From d90e307b6017e201443581d0bdf61892f7b4f906 Mon Sep 17 00:00:00 2001
From: Wolfgang De Salvador <wolfgang.desalvador@outlook.com>
Date: Tue, 14 Apr 2026 12:44:28 +0200
Subject: [PATCH] Enhance parquet reader with MMAP and with metadata_cache

---
 dlio_benchmark/reader/parquet_reader.py | 54 ++++++++++++++++++++-----
 1 file changed, 44 insertions(+), 10 deletions(-)

diff --git a/dlio_benchmark/reader/parquet_reader.py b/dlio_benchmark/reader/parquet_reader.py
index 6397e932..ed3be229 100644
--- a/dlio_benchmark/reader/parquet_reader.py
+++ b/dlio_benchmark/reader/parquet_reader.py
@@ -15,6 +15,8 @@
 Configuration (under storage_options in the DLIO YAML):
   columns:              null  # list of column names to read (null = all)

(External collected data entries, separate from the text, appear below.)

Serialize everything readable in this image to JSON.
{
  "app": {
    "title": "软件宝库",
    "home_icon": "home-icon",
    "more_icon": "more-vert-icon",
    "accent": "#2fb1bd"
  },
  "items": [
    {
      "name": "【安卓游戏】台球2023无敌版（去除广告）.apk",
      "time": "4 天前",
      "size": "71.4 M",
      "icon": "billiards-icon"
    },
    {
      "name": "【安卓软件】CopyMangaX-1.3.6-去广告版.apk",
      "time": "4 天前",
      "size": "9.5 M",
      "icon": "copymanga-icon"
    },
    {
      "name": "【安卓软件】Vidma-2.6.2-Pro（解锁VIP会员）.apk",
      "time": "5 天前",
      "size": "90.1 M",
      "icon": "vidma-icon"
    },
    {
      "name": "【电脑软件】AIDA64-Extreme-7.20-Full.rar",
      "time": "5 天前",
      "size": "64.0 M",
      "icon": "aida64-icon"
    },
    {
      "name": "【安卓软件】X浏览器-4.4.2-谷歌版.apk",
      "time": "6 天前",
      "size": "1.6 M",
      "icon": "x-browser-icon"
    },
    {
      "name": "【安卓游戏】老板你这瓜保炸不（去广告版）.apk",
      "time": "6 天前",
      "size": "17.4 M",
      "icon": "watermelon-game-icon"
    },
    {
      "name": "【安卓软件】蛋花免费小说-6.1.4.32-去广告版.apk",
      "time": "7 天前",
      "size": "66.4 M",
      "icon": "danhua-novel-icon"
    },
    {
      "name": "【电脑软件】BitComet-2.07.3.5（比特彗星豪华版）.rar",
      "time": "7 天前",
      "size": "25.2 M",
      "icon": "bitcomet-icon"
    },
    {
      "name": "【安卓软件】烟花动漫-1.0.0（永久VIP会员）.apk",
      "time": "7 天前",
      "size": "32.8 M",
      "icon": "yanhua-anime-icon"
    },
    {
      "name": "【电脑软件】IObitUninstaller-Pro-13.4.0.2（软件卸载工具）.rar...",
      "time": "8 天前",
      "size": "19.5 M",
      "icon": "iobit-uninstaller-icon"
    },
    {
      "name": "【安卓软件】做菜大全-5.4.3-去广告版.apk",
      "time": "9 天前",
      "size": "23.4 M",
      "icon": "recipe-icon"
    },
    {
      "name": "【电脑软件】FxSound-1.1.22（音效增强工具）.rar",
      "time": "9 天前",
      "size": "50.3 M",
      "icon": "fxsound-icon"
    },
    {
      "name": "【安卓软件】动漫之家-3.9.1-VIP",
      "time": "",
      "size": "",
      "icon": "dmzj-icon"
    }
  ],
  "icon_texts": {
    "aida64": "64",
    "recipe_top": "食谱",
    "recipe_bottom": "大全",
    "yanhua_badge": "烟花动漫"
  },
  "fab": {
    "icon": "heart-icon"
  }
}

   row_group_cache_size: 4     # max row groups held in memory per reader thread
+  metadata_cache:       true  # cache parquet footer metadata across opens
+  memory_map:           true  # use memory-mapped I/O
 
 Example YAML snippet:
   dataset:
@@ -24,6 +26,8 @@
     storage_options:
       columns: ["feature1", "label"]
       row_group_cache_size: 8
+      metadata_cache: true
+      memory_map: true
 """
 import bisect
 
@@ -57,6 +61,14 @@ def __init__(self, dataset_type, thread_index, epoch):
 
         opts = getattr(self._args, "storage_options", {}) or {}
 
+        # Configuration flags
+        self._use_metadata_cache = opts.get("metadata_cache", True)
+        self._use_memory_map = opts.get("memory_map", True)
+
+        # Metadata cache: filename -> (FileMetaData, cumulative_offsets)

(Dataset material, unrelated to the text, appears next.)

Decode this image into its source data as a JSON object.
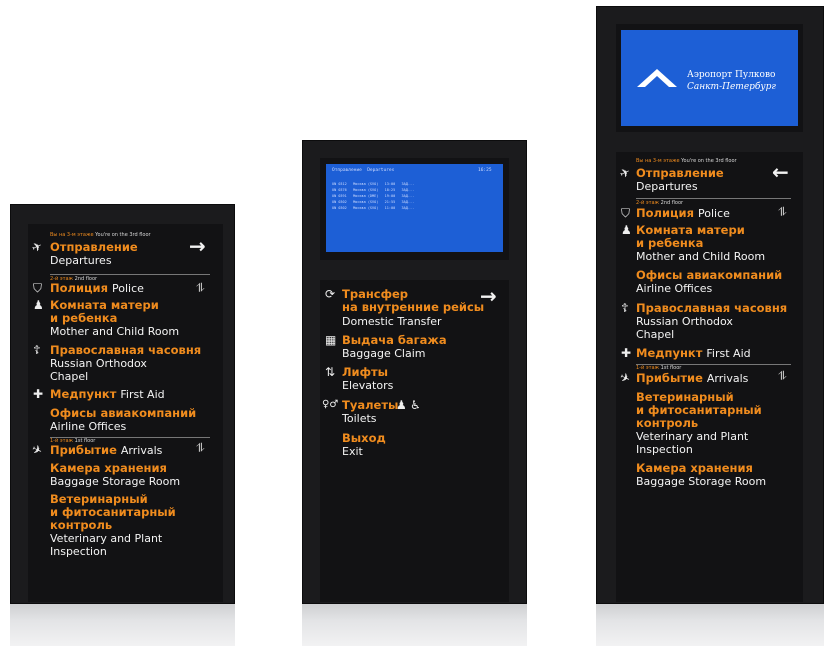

+        # Caches parquet footer metadata to avoid re-reading it on every open
+        self._metadata_cache: dict = {}
+
         # Optional column selection (list[str] or None = all columns)

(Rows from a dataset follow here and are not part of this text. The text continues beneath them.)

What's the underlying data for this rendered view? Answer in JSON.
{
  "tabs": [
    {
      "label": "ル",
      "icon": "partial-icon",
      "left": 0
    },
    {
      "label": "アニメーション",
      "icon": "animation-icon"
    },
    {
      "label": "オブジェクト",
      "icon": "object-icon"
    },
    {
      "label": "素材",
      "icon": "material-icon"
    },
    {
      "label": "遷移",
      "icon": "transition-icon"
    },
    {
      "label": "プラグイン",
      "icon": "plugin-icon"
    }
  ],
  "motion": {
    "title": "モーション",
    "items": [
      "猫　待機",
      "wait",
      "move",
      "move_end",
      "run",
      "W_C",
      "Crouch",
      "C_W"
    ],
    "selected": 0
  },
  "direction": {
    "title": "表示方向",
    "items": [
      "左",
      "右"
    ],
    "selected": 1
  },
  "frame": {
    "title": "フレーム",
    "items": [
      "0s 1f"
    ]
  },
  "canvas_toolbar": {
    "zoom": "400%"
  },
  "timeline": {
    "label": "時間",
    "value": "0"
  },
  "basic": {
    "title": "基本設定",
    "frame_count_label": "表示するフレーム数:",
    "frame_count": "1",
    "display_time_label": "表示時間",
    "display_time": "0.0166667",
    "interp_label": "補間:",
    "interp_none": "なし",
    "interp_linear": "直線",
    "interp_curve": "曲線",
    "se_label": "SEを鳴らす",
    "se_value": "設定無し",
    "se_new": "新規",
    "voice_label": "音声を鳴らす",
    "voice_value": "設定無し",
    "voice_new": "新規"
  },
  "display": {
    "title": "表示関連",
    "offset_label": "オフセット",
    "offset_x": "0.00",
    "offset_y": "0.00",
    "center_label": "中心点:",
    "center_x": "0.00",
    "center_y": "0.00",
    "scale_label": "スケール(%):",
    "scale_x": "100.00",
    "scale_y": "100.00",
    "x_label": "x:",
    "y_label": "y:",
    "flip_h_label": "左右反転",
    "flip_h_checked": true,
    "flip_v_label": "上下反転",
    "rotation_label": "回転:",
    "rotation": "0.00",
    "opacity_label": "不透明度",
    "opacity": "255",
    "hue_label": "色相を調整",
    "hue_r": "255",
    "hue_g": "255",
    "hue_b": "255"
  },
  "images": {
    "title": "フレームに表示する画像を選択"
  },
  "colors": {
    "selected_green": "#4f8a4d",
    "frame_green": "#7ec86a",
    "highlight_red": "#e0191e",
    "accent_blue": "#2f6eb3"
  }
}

         self._columns = opts.get("columns") or None
 
@@ -67,7 +79,8 @@ def __init__(self, dataset_type, thread_index, epoch):
 
         self.logger.info(
             f"{utcnow()} ParquetReader thread={thread_index} epoch={epoch} "
-            f"columns={self._columns} rg_cache_size={self._rg_cache_size}"
+            f"columns={self._columns} rg_cache_size={self._rg_cache_size} "
+            f"metadata_cache={self._use_metadata_cache} memory_map={self._use_memory_map}"
         )
 
     # ── Helpers ──────────────────────────────────────────────────────────────
@@ -88,21 +101,42 @@ def open(self, filename):
         Returns (ParquetFile, cumulative_offsets) stored in open_file_map[filename].
         cumulative_offsets[i] is the first row index of row group i;
         cumulative_offsets[-1] is the total row count.
+        
+        With metadata_cache=True, caches parquet metadata (footer) to avoid re-reading.
+        With memory_map=True, uses memory-mapped I/O for faster access.
         """
         import pyarrow.parquet as pq
 
-        pf = pq.ParquetFile(filename)
-        meta = pf.metadata
+        cached_meta = None
+        cached_offsets = None
 
-        # Build cumulative row offsets [0, rg0_rows, rg0+rg1_rows, ...]
-        offsets = [0]
-        for i in range(meta.num_row_groups):
-            offsets.append(offsets[-1] + meta.row_group(i).num_rows)
+        # Check if metadata is cached
+        if self._use_metadata_cache:
+            cached = self._metadata_cache.get(filename)
+            if cached is not None:
+                cached_meta, cached_offsets = cached
 
-        self.logger.debug(
-            f"{utcnow()} ParquetReader.open {filename} "
-            f"row_groups={meta.num_row_groups} total_rows={offsets[-1]}"
+        # Open the file - pass cached metadata to skip footer read if available
+        pf = pq.ParquetFile(
+            filename, 
+            memory_map=self._use_memory_map,
+            metadata=cached_meta
         )
+
+        # Use cached offsets or compute them
+        if cached_offsets is not None:
+            offsets = cached_offsets
+        else:
+            # Build cumulative row offsets [0, rg0_rows, rg0+rg1_rows, ...]
+            meta = pf.metadata
+            offsets = [0]
+            for i in range(meta.num_row_groups):
+                offsets.append(offsets[-1] + meta.row_group(i).num_rows)
+            
+            # Cache the metadata and offsets
+            if self._use_metadata_cache:
+                self._metadata_cache[filename] = (meta, offsets)
+        
         return (pf, offsets)
 
     @dlp.log